1 http://www.ncbi.nlm....Pubmed_RVDocSum

2 http://jcs.biologist.../full/120/5/782


* Substrate: junk protein, ** Lysosome: organelle that contain digestive enzymes ,*** lumen: (space inside the lysosome)

[remig]

Non-selective macro and micro autophagy is used by cells when the supply of nutrients by the body is inadequate. The body must supply calories, essential fatty acids, and the essential amino acids required for protein synthesis. Whenever the supply is inadequate, the cell must then acquire the missing nutrients by recycling some portion of itself.

In non-selective autophagy (not CMA), some portion of the cell's cytoplasm is enclosed in a membrane. The membrane may be the lysosome's own membrane (in which case it is termed microautophagy) or another membrane generated for just that purpose (in which case it is call macroautophagy.) In macroautophagy, the vesicle so formed then merges with lysosomes and the end result of the two forms of autophagy is the same, some portion of the cytoplasm, including even entire organelles such as mitochondria, is digested and the constituent molecules made available for the anabolic processes of the cell.
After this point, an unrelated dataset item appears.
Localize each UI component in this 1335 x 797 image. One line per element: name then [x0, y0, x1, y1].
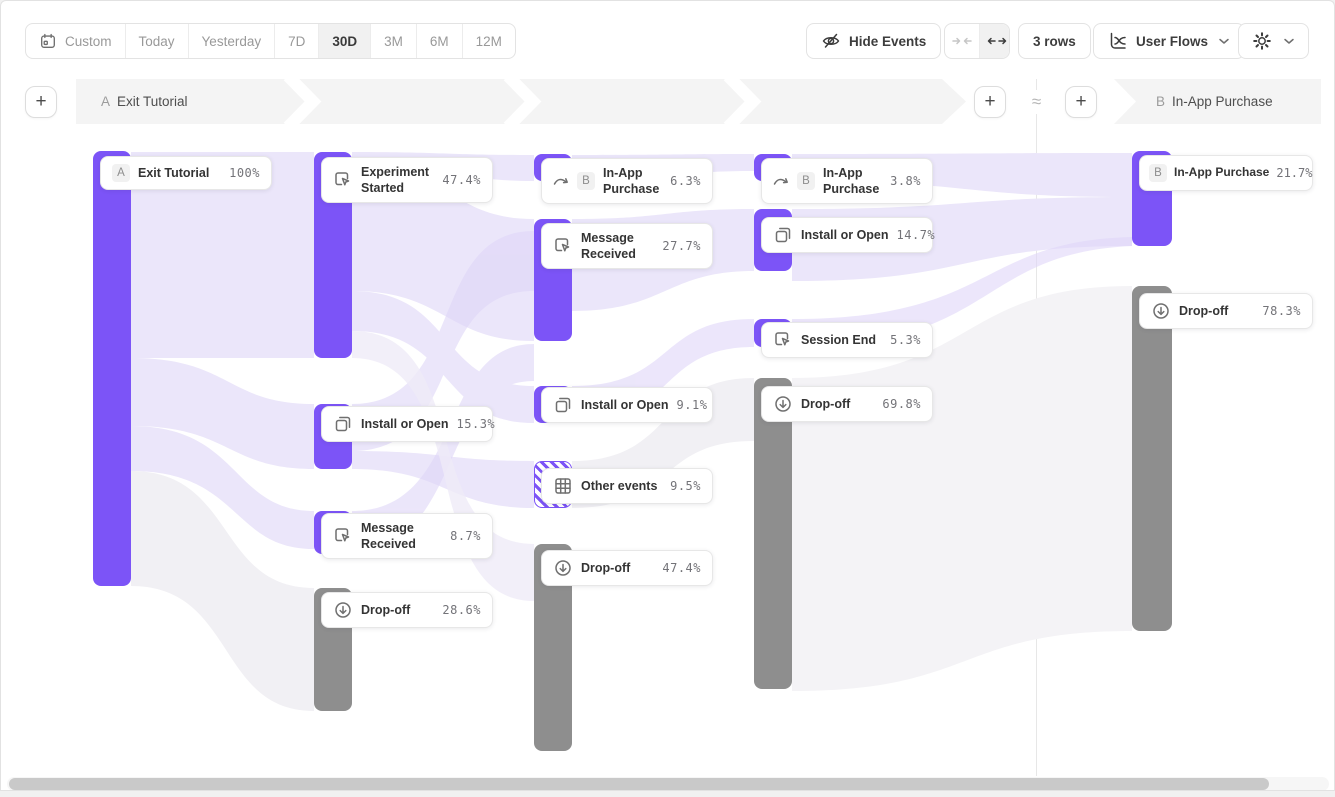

A shortage of any essential structural nutrient induces autophagy. Creating a shortage of essential amino acids (leucine in particular) is a standard way to induce to induce autophagy in free cell culture (nitrogen starvation). Anybody can do the same by restricting protein in the diet for some period of time. I have an on-line monograph on just this subject if anyone is interested.

By alternating periods of protein restriction with periods of protein abundance, repeated induction of autophagy could clear the aggregates associated with AD, PD, HD and ALS and maybe even clear cryptic infections. A protein cycling diet is much easier to follow than a calories restriction diet.